4. User must explicitly approve before agent continues

## Safety

- **Isolated Profile:** Agent uses separate Chrome profile, never your main browser
- **Separate Wallet:** Agent wallet is completely separate from your main wallet  
- **Spend Caps:** Hard limits prevent runaway spending
- **Protocol Allowlist:** Only whitelisted contracts can be called
- **Full Logging:** Every transaction intent and outcome is logged
- **Revocation:** Set `"revoked": true` in permissions.json to disable all actions

## Logging

All transactions are logged to `~/.agent-wallet/logs/`:

```json
{
  "timestamp": 1706900000000,
  "action": "swap",
  "intent": { "to": "0x...", "value": "0", "data": "0x..." },
  "guardResult": { "allowed": true },
  "outcome": "confirmed",
  "txHash": "0x..."
}
```

Use `history` command to view recent transactions.

## Troubleshooting

### "Protocol not allowed"
Add the contract address to `allowedProtocols` in permissions.json.

### "Exceeds daily limit"
Wait 24h or increase `spendLimit.daily`.

### MetaMask popup not detected
Ensure the browser profile path is correct and MetaMask is installed.
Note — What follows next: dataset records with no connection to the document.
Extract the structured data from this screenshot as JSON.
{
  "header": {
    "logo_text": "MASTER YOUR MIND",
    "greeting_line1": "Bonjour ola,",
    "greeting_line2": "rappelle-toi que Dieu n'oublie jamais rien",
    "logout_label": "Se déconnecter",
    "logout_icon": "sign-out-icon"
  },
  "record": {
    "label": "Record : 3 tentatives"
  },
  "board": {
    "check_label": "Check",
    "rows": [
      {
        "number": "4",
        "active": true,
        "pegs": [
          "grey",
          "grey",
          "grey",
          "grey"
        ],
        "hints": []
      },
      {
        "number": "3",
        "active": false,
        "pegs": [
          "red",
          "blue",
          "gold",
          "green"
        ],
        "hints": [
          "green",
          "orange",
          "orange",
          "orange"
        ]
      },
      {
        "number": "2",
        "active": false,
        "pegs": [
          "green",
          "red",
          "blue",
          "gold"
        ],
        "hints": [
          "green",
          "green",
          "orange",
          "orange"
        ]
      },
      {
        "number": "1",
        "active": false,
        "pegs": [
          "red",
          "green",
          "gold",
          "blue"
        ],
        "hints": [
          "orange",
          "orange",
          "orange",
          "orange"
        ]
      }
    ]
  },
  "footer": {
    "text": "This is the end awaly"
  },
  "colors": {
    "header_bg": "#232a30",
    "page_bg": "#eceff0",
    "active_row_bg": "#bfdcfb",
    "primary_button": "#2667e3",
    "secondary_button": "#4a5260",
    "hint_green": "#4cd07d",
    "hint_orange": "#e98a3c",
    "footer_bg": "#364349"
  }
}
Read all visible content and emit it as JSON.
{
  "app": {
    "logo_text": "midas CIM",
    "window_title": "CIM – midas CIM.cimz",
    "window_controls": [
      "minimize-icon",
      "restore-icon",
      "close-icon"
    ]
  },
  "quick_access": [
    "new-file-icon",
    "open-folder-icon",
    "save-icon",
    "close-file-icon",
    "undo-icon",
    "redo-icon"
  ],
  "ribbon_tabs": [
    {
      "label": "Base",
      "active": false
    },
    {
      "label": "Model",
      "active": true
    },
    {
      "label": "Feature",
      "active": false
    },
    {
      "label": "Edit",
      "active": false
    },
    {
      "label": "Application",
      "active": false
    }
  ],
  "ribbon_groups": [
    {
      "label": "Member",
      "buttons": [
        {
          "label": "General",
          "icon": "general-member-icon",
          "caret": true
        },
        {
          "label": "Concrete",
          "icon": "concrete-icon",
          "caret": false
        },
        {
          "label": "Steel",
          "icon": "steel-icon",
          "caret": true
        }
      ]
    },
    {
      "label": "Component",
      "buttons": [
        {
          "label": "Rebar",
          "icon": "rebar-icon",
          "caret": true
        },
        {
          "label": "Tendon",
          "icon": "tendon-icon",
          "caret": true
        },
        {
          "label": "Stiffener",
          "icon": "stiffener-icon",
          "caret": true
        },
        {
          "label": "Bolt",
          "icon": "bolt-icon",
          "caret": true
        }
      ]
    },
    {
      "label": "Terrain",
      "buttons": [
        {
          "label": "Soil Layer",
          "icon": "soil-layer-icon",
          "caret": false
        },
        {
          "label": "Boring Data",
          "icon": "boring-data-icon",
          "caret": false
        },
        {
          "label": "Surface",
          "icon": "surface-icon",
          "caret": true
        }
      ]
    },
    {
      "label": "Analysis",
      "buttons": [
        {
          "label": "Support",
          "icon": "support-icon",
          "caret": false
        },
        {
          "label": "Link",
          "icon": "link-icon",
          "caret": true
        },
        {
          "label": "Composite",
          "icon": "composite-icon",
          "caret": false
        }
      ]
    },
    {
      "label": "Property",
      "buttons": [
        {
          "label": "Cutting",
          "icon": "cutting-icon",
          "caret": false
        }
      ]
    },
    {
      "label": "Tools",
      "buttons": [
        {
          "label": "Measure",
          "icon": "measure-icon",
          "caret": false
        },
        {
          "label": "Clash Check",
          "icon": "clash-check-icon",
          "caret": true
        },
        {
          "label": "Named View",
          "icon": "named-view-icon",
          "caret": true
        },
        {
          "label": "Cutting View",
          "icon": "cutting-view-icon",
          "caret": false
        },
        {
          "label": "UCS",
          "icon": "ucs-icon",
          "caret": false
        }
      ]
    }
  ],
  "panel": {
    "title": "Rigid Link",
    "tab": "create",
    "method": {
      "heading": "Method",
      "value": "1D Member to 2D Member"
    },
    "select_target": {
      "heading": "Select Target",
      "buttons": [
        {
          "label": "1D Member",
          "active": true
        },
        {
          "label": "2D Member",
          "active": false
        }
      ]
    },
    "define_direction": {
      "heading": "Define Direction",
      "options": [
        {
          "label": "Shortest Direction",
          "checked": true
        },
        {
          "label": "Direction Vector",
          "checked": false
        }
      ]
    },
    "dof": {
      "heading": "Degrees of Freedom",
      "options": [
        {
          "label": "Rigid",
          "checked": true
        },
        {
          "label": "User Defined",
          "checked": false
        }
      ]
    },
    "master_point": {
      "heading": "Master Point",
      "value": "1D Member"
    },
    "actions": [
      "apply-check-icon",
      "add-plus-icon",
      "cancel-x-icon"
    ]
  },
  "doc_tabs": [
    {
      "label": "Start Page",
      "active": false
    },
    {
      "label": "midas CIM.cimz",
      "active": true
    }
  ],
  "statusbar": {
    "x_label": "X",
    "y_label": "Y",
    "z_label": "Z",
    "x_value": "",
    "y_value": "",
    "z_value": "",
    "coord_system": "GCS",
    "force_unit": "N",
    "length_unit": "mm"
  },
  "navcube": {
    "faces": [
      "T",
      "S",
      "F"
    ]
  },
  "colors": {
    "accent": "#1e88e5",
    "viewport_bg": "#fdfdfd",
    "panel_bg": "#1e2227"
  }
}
### Transaction simulation failed
The dapp may be trying to call a blocked method or unsupported chain.

## Architecture

```
src/
├── index.ts          # Main entry point
├── browser.ts        # Playwright browser management
├── wallet.ts         # MetaMask interaction primitives
├── guard.ts          # Permission enforcement
├── logger.ts         # Transaction logging
├── price.ts          # USD price estimation
├── types.ts          # TypeScript types
└── config.ts         # Configuration loading
```

## Integration with Gator

When Gator accounts are available, permissions.json can be replaced with on-chain permission attestations. The guard will validate against Gator's permission registry instead of local config.